— Alea jacta est! — повторил герцог де Гиз слова Юлия Цезаря[10].
Отъехав подальше от дворца, Моревер перешел с галопа на спокойный шаг.
— Ишь ты! — процедил он с нескрываемой ненавистью. — Скажите пожалуйста: монсеньор изволил возвратить мне свое доверие!.. Осчастливил, называется… Забыл, как всячески унижал меня… А теперь я, видите ли, должен прыгать от счастья — монсеньор мне все простил! Да если бы я был уверен, что Пардальян действительно умер, Гиз меня больше бы не увидел!.. Нет, не так! Я бы отомстил ему… хотя не очень-то просто мстить такому противнику, как герцог де Гиз…
Ладно, не будем торопить события!
Моревер направился отнюдь не в Ситэ, во дворец Фаусты, а на свою собственную квартиру. Оставив лошадь в конюшне, он поднялся к себе в комнату, запер дверь на два оборота ключа, аккуратно опустил шторы, зажег свечу и, схватив адресованное Фаусте письмо, начал крутить его в руках.
Потом он взял булавку и очень острый нож и, ловко орудуя этими инструментами, вскрыл послание. Похоже, для Моревера подобная работа была делом привычным. Он не торопился, однако же уже через пять минут письмо Гиза оказалось вскрытым, причем печать Моревер не повредил.

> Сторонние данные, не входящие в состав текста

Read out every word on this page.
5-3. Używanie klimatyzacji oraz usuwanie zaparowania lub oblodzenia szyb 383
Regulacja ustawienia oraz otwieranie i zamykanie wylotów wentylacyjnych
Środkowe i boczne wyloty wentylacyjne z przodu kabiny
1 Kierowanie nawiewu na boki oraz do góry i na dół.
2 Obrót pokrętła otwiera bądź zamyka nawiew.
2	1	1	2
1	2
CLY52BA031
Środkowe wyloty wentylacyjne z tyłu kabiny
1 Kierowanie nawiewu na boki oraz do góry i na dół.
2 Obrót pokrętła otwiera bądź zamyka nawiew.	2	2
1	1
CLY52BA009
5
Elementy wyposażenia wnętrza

Он раз двадцать перечел попавшую к нему бумагу. Он не сразу понял, о чем шла речь, но, поразмыслив, верно угадал, на что именно намекал герцог. И глаза Моревера загорелись зловещей радостью.
Затем посланец герцога де Гиза занялся другим: он принялся переписывать письмо, подражая почерку своего господина. Раз десять начинал он с самого начала, пока наконец не добился того, что его почерк совершенно точно повторял почерк Гиза. Моревер сжег неудачные варианты и высыпал пепел в камин. Потом он очень аккуратно снял с письма герцога печать и ловко прикрепил ее к собственному творению. Он так старался, что на лбу у него выступили крупные капли пота.
— Вот это для Фаусты! — улыбнулся Моревер, любуясь поддельным письмом, на котором красовалась печать Меченого.
— А вот это… — и он с ухмылкой взглянул на настоящее письмо. — Вот это попадет в руки короля Франции, не себе же мне его оставлять! Зачем мне сдался такой важный документ? Я человек маленький…
Он сунул послание Гиза в потайной карман камзола и, держа в руке фальшивку, спустился вниз и прошел на конюшню. Там он сел на коня и направился прямиком в Ситэ. Через несколько минут «письмо Гиза» было уже в руках Фаусты.
Потом Моревер вернулся во дворец Гизов и узнал, что герцог и его свита выехали два часа назад. Моревер помчался во весь опор, часа через три нагнал кавалькаду и поехал в последних рядах. На привале он подошел к герцогу и поклонился; тот вопросительно взглянул на Моревера.
— Все сделано, монсеньор! — произнес негодяй.
Глава XXII
ДОРОГА НА ДЮНКЕРК
Гиз и Фауста ушли, а Пардальян еще долго стоял в коридоре за портьерой. То, что он услышал, потрясло шевалье до глубины души.
«Клянусь Богом, — думал Жан, — как же щедро одарена от природы эта женщина — ум, отвага, честолюбие, великие замыслы и неземная красота… но сколько в ней при этом злобы! Великая воительница!.. Однако о благодарности у госпожи Фаусты более чем странное представление… Не успел я вырвать ее из лап Сикста V, как она натравила на меня Генриха Меченого с его сворой ищеек… Похоже, принцессу Фаусту не переделаешь…»
Пардальян как раз пришел к такому заключению, когда в зале вновь появилась хозяйка дворца.
— Может, стоит обнаружить себя? — колебался шевалье. — Уж очень хочется сказать этой даме все, что я о ней думаю… Но что это с ней? Плачет? Никогда бы не поверил, будто Фауста знает, что такое слезы…
Действительно, Фауста без сил рухнула в кресло, закрыла лицо руками и зарыдала. Охваченный непонятным волнением шевалье уже собирался покинуть свое убежище и подойти к плачущей женщине, когда Фауста подавила рыдания, встала, встряхнула головой, словно отгоняя от себя мрачные мысли, и ударила молоточком в серебряный гонг.